The articles on old age in the Open Page (May 16) and the letters published on them are both tormenting and scary. Tormenting to those who are suffering the woes of old age and scary to people like me who are middle-aged. Westernisation has eroded our age-old values. Not long ago, my father returned to a home teeming with children, grandparents and tiny tots from the neighbourhood. Today, I unlock myself into my dreary apartment late in the night to be greeted by the same disarray I left in the morning. This is what we have brought into our fast-track lives.

But we have to reconcile to this and plan our old age accordingly. Financial independence, good health and a positive attitude will help us lead a fruitful old age. These do not come overnight and have to be planned and nurtured through our younger years.

Y.V.S. Prabhakar,


Let me add a couple of points to the debate on the state of the elderly. The aged should not indulge in self-pity. Again, the senior citizens who are economically independent and healthy should realise that old age is their last opportunity to do whatever they have liked to do all along — visiting places, reading, watching old favourite movies and so on.
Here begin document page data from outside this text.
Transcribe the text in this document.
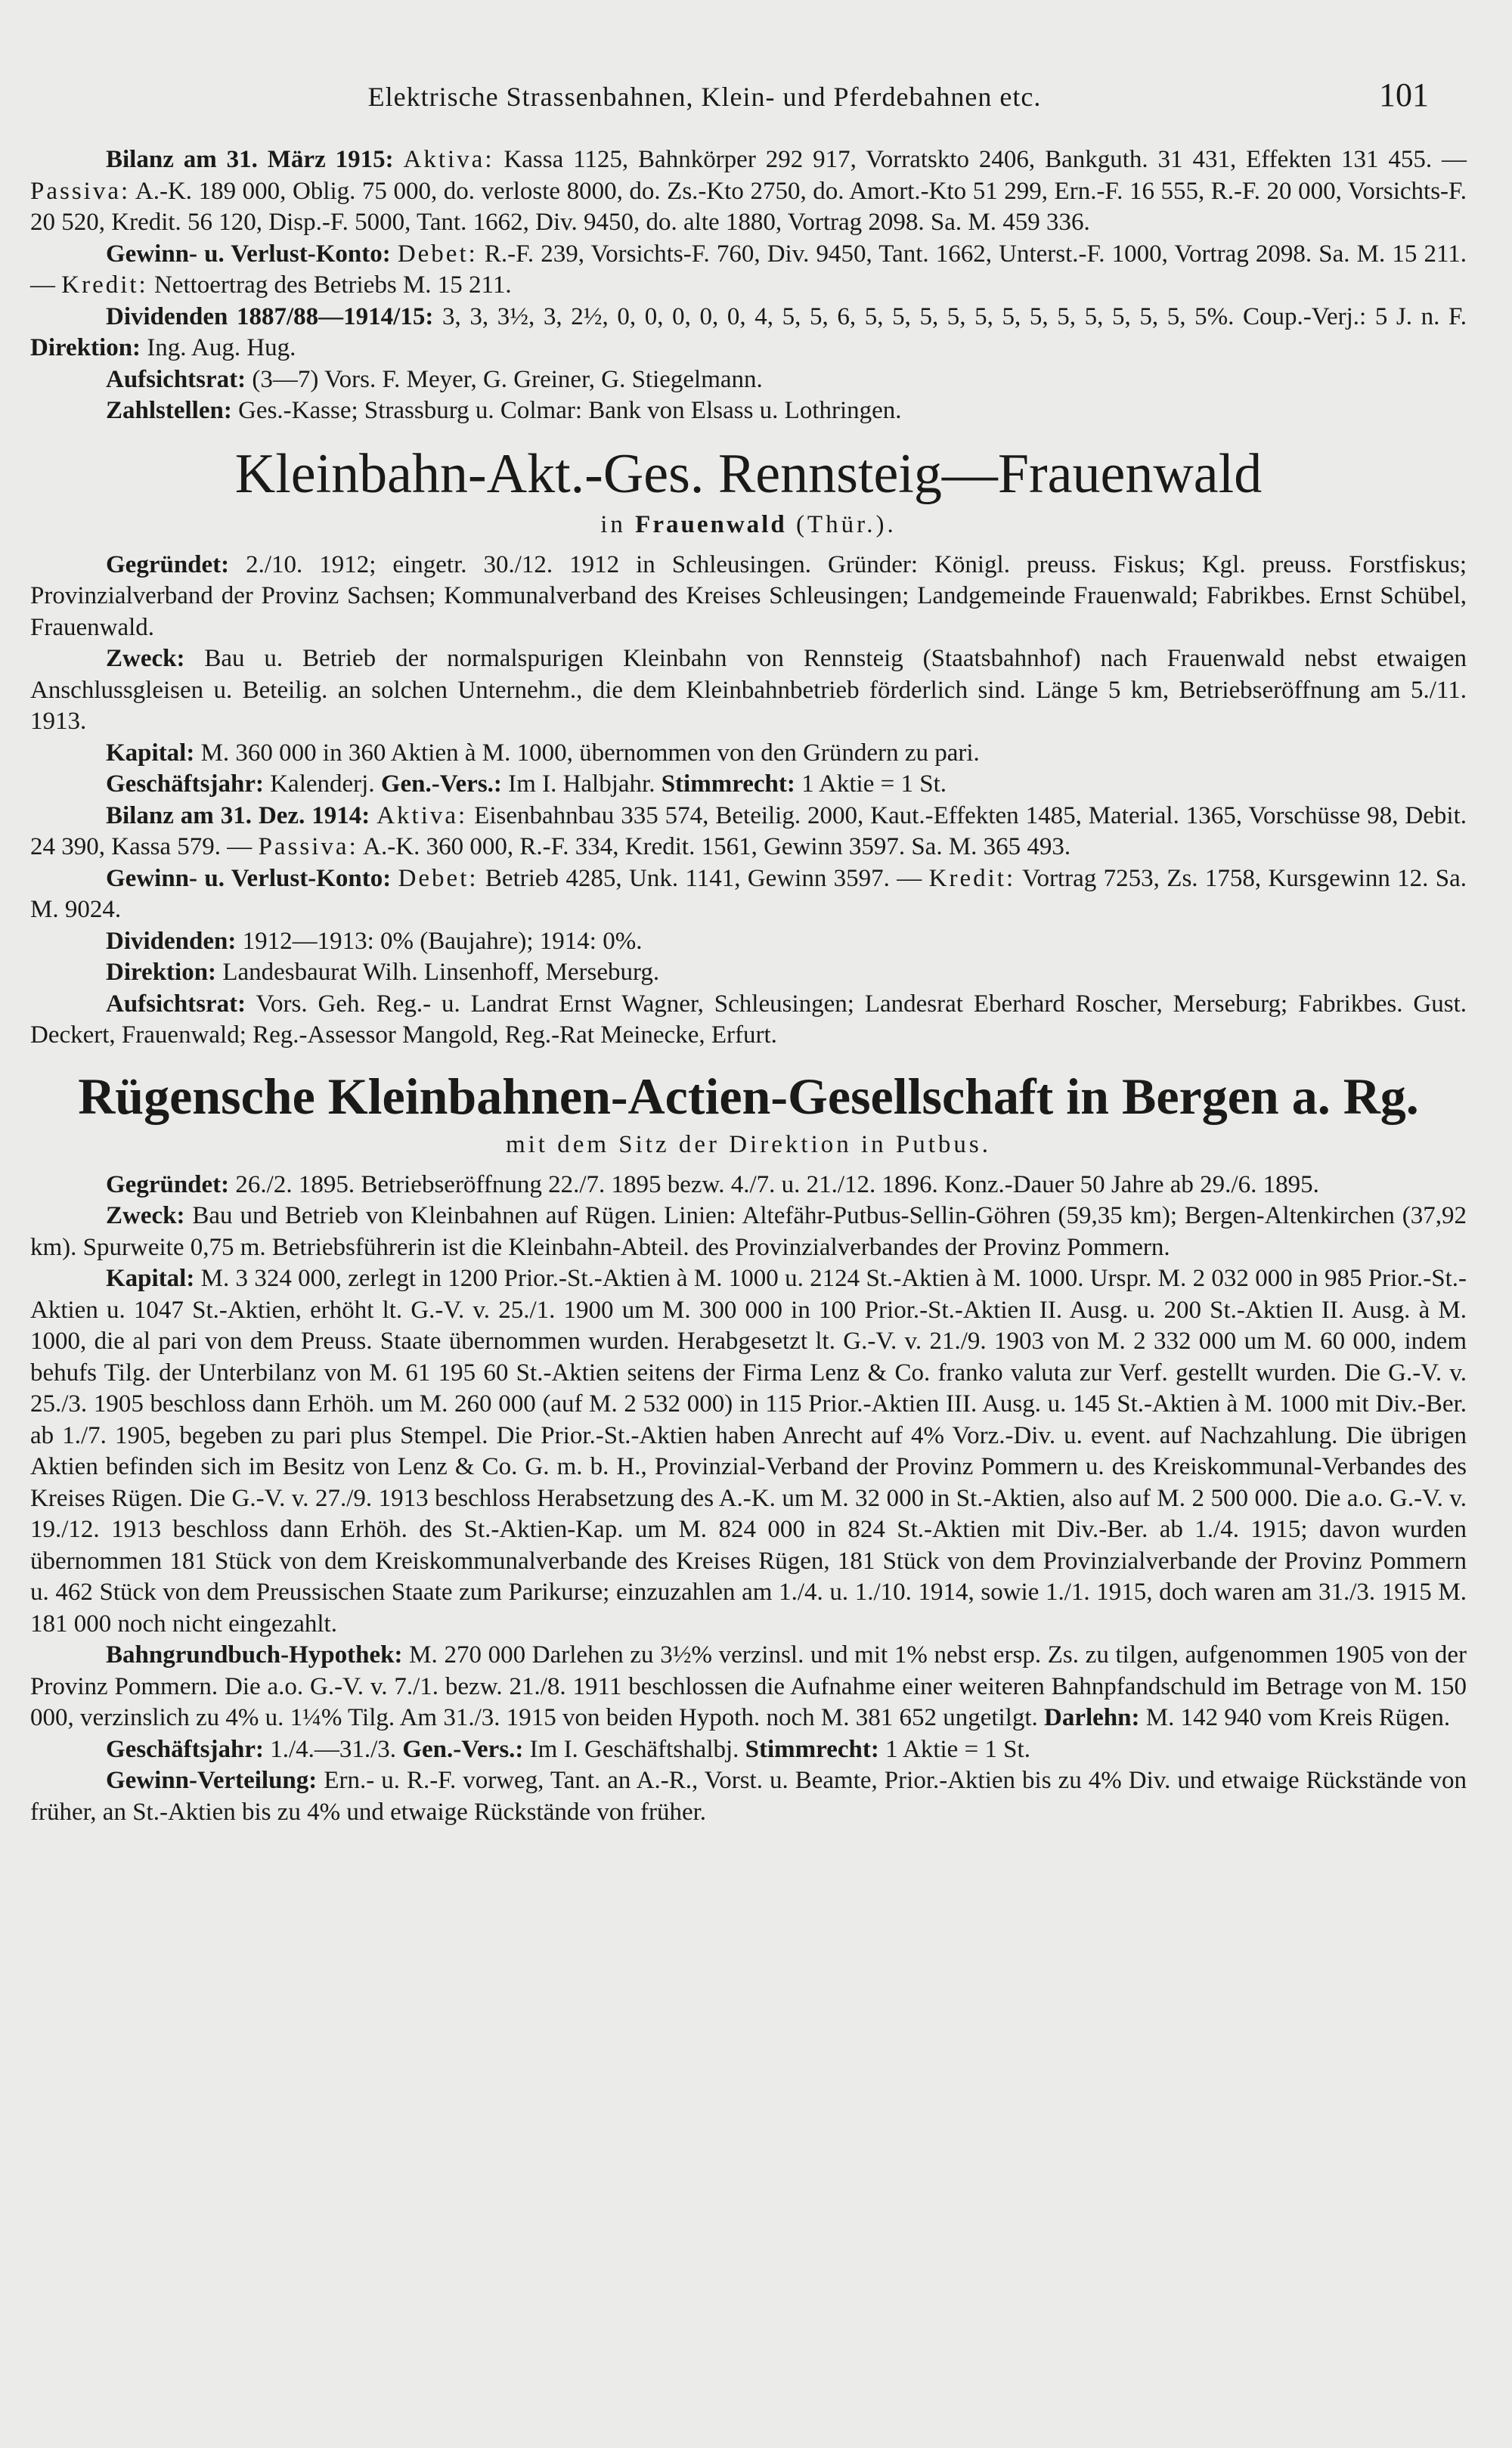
Elektrische Strassenbahnen, Klein- und Pferdebahnen etc.	101

Bilanz am 31. März 1915: Aktiva: Kassa 1125, Bahnkörper 292 917, Vorratskto 2406, Bankguth. 31 431, Effekten 131 455. — Passiva: A.-K. 189 000, Oblig. 75 000, do. verloste 8000, do. Zs.-Kto 2750, do. Amort.-Kto 51 299, Ern.-F. 16 555, R.-F. 20 000, Vorsichts-F. 20 520, Kredit. 56 120, Disp.-F. 5000, Tant. 1662, Div. 9450, do. alte 1880, Vortrag 2098. Sa. M. 459 336.

Gewinn- u. Verlust-Konto: Debet: R.-F. 239, Vorsichts-F. 760, Div. 9450, Tant. 1662, Unterst.-F. 1000, Vortrag 2098. Sa. M. 15 211. — Kredit: Nettoertrag des Betriebs M. 15 211.

Dividenden 1887/88—1914/15: 3, 3, 3½, 3, 2½, 0, 0, 0, 0, 0, 4, 5, 5, 6, 5, 5, 5, 5, 5, 5, 5, 5, 5, 5, 5, 5, 5%. Coup.-Verj.: 5 J. n. F. Direktion: Ing. Aug. Hug.

Aufsichtsrat: (3—7) Vors. F. Meyer, G. Greiner, G. Stiegelmann.

Zahlstellen: Ges.-Kasse; Strassburg u. Colmar: Bank von Elsass u. Lothringen.

Kleinbahn-Akt.-Ges. Rennsteig—Frauenwald
in Frauenwald (Thür.).

Gegründet: 2./10. 1912; eingetr. 30./12. 1912 in Schleusingen. Gründer: Königl. preuss. Fiskus; Kgl. preuss. Forstfiskus; Provinzialverband der Provinz Sachsen; Kommunalverband des Kreises Schleusingen; Landgemeinde Frauenwald; Fabrikbes. Ernst Schübel, Frauenwald.

Zweck: Bau u. Betrieb der normalspurigen Kleinbahn von Rennsteig (Staatsbahnhof) nach Frauenwald nebst etwaigen Anschlussgleisen u. Beteilig. an solchen Unternehm., die dem Kleinbahnbetrieb förderlich sind. Länge 5 km, Betriebseröffnung am 5./11. 1913.

Kapital: M. 360 000 in 360 Aktien à M. 1000, übernommen von den Gründern zu pari.

Geschäftsjahr: Kalenderj. Gen.-Vers.: Im I. Halbjahr. Stimmrecht: 1 Aktie = 1 St.

Bilanz am 31. Dez. 1914: Aktiva: Eisenbahnbau 335 574, Beteilig. 2000, Kaut.-Effekten 1485, Material. 1365, Vorschüsse 98, Debit. 24 390, Kassa 579. — Passiva: A.-K. 360 000, R.-F. 334, Kredit. 1561, Gewinn 3597. Sa. M. 365 493.

Gewinn- u. Verlust-Konto: Debet: Betrieb 4285, Unk. 1141, Gewinn 3597. — Kredit: Vortrag 7253, Zs. 1758, Kursgewinn 12. Sa. M. 9024.

Dividenden: 1912—1913: 0% (Baujahre); 1914: 0%.

Direktion: Landesbaurat Wilh. Linsenhoff, Merseburg.

Aufsichtsrat: Vors. Geh. Reg.- u. Landrat Ernst Wagner, Schleusingen; Landesrat Eberhard Roscher, Merseburg; Fabrikbes. Gust. Deckert, Frauenwald; Reg.-Assessor Mangold, Reg.-Rat Meinecke, Erfurt.

Rügensche Kleinbahnen-Actien-Gesellschaft in Bergen a. Rg.
mit dem Sitz der Direktion in Putbus.

Gegründet: 26./2. 1895. Betriebseröffnung 22./7. 1895 bezw. 4./7. u. 21./12. 1896. Konz.-Dauer 50 Jahre ab 29./6. 1895.

Zweck: Bau und Betrieb von Kleinbahnen auf Rügen. Linien: Altefähr-Putbus-Sellin-Göhren (59,35 km); Bergen-Altenkirchen (37,92 km). Spurweite 0,75 m. Betriebsführerin ist die Kleinbahn-Abteil. des Provinzialverbandes der Provinz Pommern.

Kapital: M. 3 324 000, zerlegt in 1200 Prior.-St.-Aktien à M. 1000 u. 2124 St.-Aktien à M. 1000. Urspr. M. 2 032 000 in 985 Prior.-St.-Aktien u. 1047 St.-Aktien, erhöht lt. G.-V. v. 25./1. 1900 um M. 300 000 in 100 Prior.-St.-Aktien II. Ausg. u. 200 St.-Aktien II. Ausg. à M. 1000, die al pari von dem Preuss. Staate übernommen wurden. Herabgesetzt lt. G.-V. v. 21./9. 1903 von M. 2 332 000 um M. 60 000, indem behufs Tilg. der Unterbilanz von M. 61 195 60 St.-Aktien seitens der Firma Lenz & Co. franko valuta zur Verf. gestellt wurden. Die G.-V. v. 25./3. 1905 beschloss dann Erhöh. um M. 260 000 (auf M. 2 532 000) in 115 Prior.-Aktien III. Ausg. u. 145 St.-Aktien à M. 1000 mit Div.-Ber. ab 1./7. 1905, begeben zu pari plus Stempel. Die Prior.-St.-Aktien haben Anrecht auf 4% Vorz.-Div. u. event. auf Nachzahlung. Die übrigen Aktien befinden sich im Besitz von Lenz & Co. G. m. b. H., Provinzial-Verband der Provinz Pommern u. des Kreiskommunal-Verbandes des Kreises Rügen. Die G.-V. v. 27./9. 1913 beschloss Herabsetzung des A.-K. um M. 32 000 in St.-Aktien, also auf M. 2 500 000. Die a.o. G.-V. v. 19./12. 1913 beschloss dann Erhöh. des St.-Aktien-Kap. um M. 824 000 in 824 St.-Aktien mit Div.-Ber. ab 1./4. 1915; davon wurden übernommen 181 Stück von dem Kreiskommunalverbande des Kreises Rügen, 181 Stück von dem Provinzialverbande der Provinz Pommern u. 462 Stück von dem Preussischen Staate zum Parikurse; einzuzahlen am 1./4. u. 1./10. 1914, sowie 1./1. 1915, doch waren am 31./3. 1915 M. 181 000 noch nicht eingezahlt.

Bahngrundbuch-Hypothek: M. 270 000 Darlehen zu 3½% verzinsl. und mit 1% nebst ersp. Zs. zu tilgen, aufgenommen 1905 von der Provinz Pommern. Die a.o. G.-V. v. 7./1. bezw. 21./8. 1911 beschlossen die Aufnahme einer weiteren Bahnpfandschuld im Betrage von M. 150 000, verzinslich zu 4% u. 1¼% Tilg. Am 31./3. 1915 von beiden Hypoth. noch M. 381 652 ungetilgt. Darlehn: M. 142 940 vom Kreis Rügen.

Geschäftsjahr: 1./4.—31./3. Gen.-Vers.: Im I. Geschäftshalbj. Stimmrecht: 1 Aktie = 1 St.

Gewinn-Verteilung: Ern.- u. R.-F. vorweg, Tant. an A.-R., Vorst. u. Beamte, Prior.-Aktien bis zu 4% Div. und etwaige Rückstände von früher, an St.-Aktien bis zu 4% und etwaige Rückstände von früher.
Senior citizens, you have nothing to lose but your lives which you will one day anyway.

I.S. Kanthimathinathan,


Loneliness is an attitude — like worry. People worry not knowing why they worry. They feel lonely because they do not know how to handle their leisure. There are many things people can do when they are alone — write, paint, meditate and what not. Preparation is the key to happiness.

In the West, elders live alone. Brothers meet up only on occasions. Cousins do not know one another. When there is an emergency, the elders call the ambulance, not their children. When there is a death, the funeral service is intimated. Only then are the children informed. If this is the culture that is slowly pervading our country, should we not gear up to face the reality?